MP3 Tags

MP3 Tags

“You spin me right round baby, right round, like a record baby” … Cue several of my younger readers to ask “what’s a record?”

When I first started ripping CDs to MP3 I was very careful when tagging the information. I used Tag & Rename to make sure they all (ALL) had complete fields. I didn’t bother, back then, with album art as my MP3 player didn’t support it. A few years on Apple release iTunes for Windows and, after a few false starts, I decide to forego my compulsion and let iTunes do what it does best. Take care of my MP3s.

Except it didn’t. Whilst I’m happy that iTunes manages where the files live (within a directory chosen by me) it isn’t really up to the re-tagging of MP3s.

And yes, for those of a nervous disposition, I am talking about illegally downloaded MP3s, and yes, if I like an album I will buy it at a later date. In fact this post is entirely due to the fact that I’m going through my library deleting albums I don’t want and checking what I have purchased.

Where was I? Oh yes.

The problem is one of album art. My older MP3s (mainly those ripped from CD) vary when it comes to the quality of the MP3 tagging. Some have embedded album art, some don’t. Some have track numbering, some don’t. I’m guessing that my switch over iTunes, many years ago now, is to blame but that doesn’t help me at the moment.

Whilst it’s not a big hassle to add album art, one thing that does seem to have gotten out of kilter is the fact that not only does an MP3 tag have an Artist field, it also has an Album Artist field. It seems that, for one or two tracks across most albums, this field is filled in whereas, for the rest of the tracks, it’s blank. So, when playing an album in iTunes (I’m still very album-centric) the track appear out of order as iTunes thinks they are DIFFERENT ALBUMS.

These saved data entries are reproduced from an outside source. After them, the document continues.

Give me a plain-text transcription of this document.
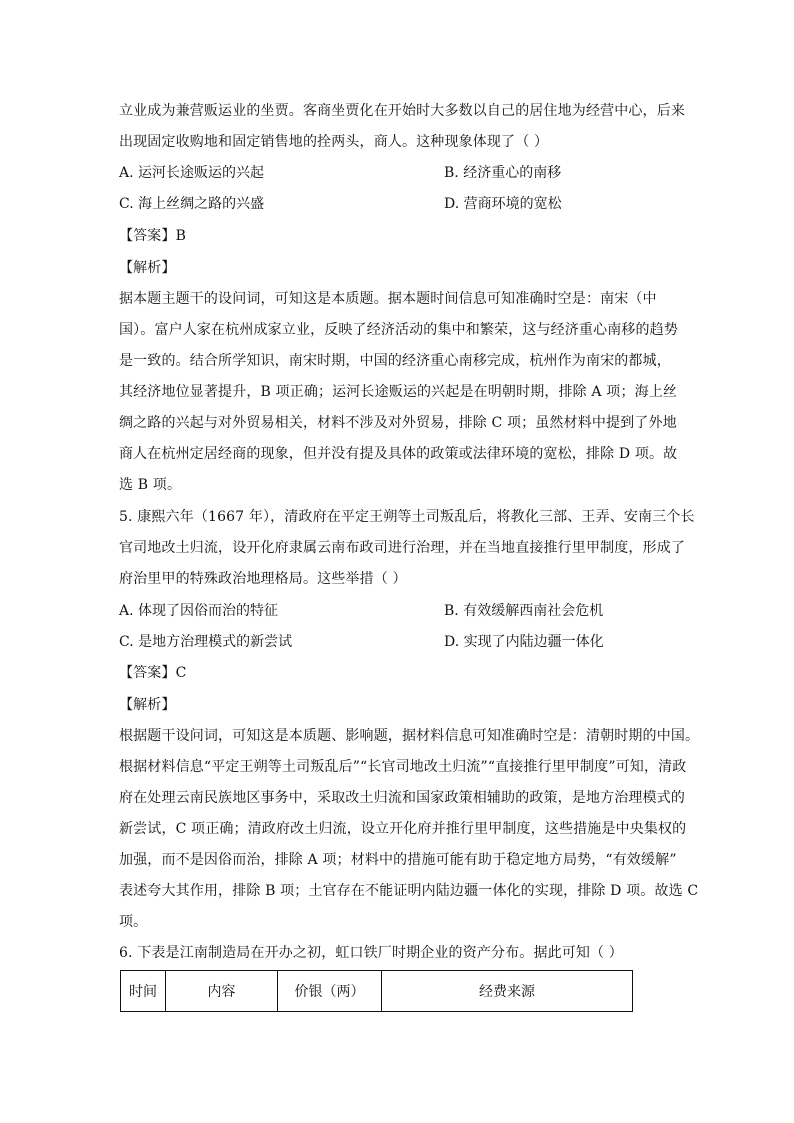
立业成为兼营贩运业的坐贾。客商坐贾化在开始时大多数以自己的居住地为经营中心，后来
出现固定收购地和固定销售地的拴两头，商人。这种现象体现了（ ）
A. 运河长途贩运的兴起	B. 经济重心的南移
C. 海上丝绸之路的兴盛	D. 营商环境的宽松
【答案】B
【解析】
据本题主题干的设问词，可知这是本质题。据本题时间信息可知准确时空是：南宋（中
国）。富户人家在杭州成家立业，反映了经济活动的集中和繁荣，这与经济重心南移的趋势
是一致的。结合所学知识，南宋时期，中国的经济重心南移完成，杭州作为南宋的都城，
其经济地位显著提升，B 项正确；运河长途贩运的兴起是在明朝时期，排除 A 项；海上丝
绸之路的兴起与对外贸易相关，材料不涉及对外贸易，排除 C 项；虽然材料中提到了外地
商人在杭州定居经商的现象，但并没有提及具体的政策或法律环境的宽松，排除 D 项。故
选 B 项。
5. 康熙六年（1667 年），清政府在平定王朔等土司叛乱后，将教化三部、王弄、安南三个长
官司地改土归流，设开化府隶属云南布政司进行治理，并在当地直接推行里甲制度，形成了
府治里甲的特殊政治地理格局。这些举措（ ）
A. 体现了因俗而治的特征	B. 有效缓解西南社会危机
C. 是地方治理模式的新尝试	D. 实现了内陆边疆一体化
【答案】C
【解析】
根据题干设问词，可知这是本质题、影响题，据材料信息可知准确时空是：清朝时期的中国。
根据材料信息“平定王朔等土司叛乱后”“长官司地改土归流”“直接推行里甲制度”可知，清政
府在处理云南民族地区事务中，采取改土归流和国家政策相辅助的政策，是地方治理模式的
新尝试，C 项正确；清政府改土归流，设立开化府并推行里甲制度，这些措施是中央集权的
加强，而不是因俗而治，排除 A 项；材料中的措施可能有助于稳定地方局势，“有效缓解”
表述夸大其作用，排除 B 项；土官存在不能证明内陆边疆一体化的实现，排除 D 项。故选 C
项。
6. 下表是江南制造局在开办之初，虹口铁厂时期企业的资产分布。据此可知（ ）
时间	内容	价银（两）	经费来源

This is a royal pain in the ass and so I’ve been trying to fix it. I have a large library of music so I thought it would be a good idea to find some way of automating this, as much as possible. I’ve tried MediaMonkey on the suggestion of Lifehacker but that only does one album at a time and, I think, has actually introduced the same issue.

So it looks like I’ll be going through all of my music by hand, tagging it properly (although maybe therein lies the real problem, there is no standard to adhere to, just an open set of fields that can be (and are) abused). That’s over 20,000 MP3 individual files.

I’m seriously thinking of hiring a student to do this in the summer.

Comments

  1. This isn’t just an issue on naughty MP3s – I’ve had similar problems on stuff coming through from Gracenote, where the artist is in the album name, the album’s in the artist (or even in genre on a couple) and in some occasions it’s just plain wrong.

    When coupled (again, through Gracenote) with the inconsistencies brought around by relying on user-generated content ( REM and R.E.M. ; Tatu, TaTu and T.A.T.U ; [BandName] vs The [BandName] being just three examples) it makes the entire music-file management system into a pain in the arse.

    I tend to use RealPlayer to hold all my files as it seems to be the only thing that can stably hold my collection (even iTunes lagged to buggery, then crashed) and edit the basic ID3 tags etc. within that. I know, it’s a horrific piece of software, but I’ve kind of got used to it. There might be better ones out there now – it’s hard to believe RP as the pinnacle of achievement – but I can’t be assed to search for them. Particularly when I then think of the fun with re-importing to somewhere else…

  2. It might be worth checking some of the batch rename software as I know some of them can do tags & might be able to copy Artist into Album Artist.

    It should be fairly painless to write something which would do this where Album Artist is blank.

    Thinking about it if your library is in iTunes you could probably just use com object to do it in there. (on windows)

  3. OK, I’ve taken a quick look – I’ve already got some code than reads and exports iTunes playlists for my Sonos & it looks pretty straightforward to parse tracks & fill in Album Artist. The question is with what?

  4. Thom, as Lyle points out I don’t think there is a really good automated way to do this. Tag & Rename is probably my best bet, it’ll populate selected MP3 tags with the info from another MP3 file (so you select first track of an album, and it’ll use the info for the other tracks too, bar trackname obv.)

  5. I agree it couldn’t be full proof, but as you say often one or two tracks have Album Artist set so you could in those cases (automatically) copy that into all tracks.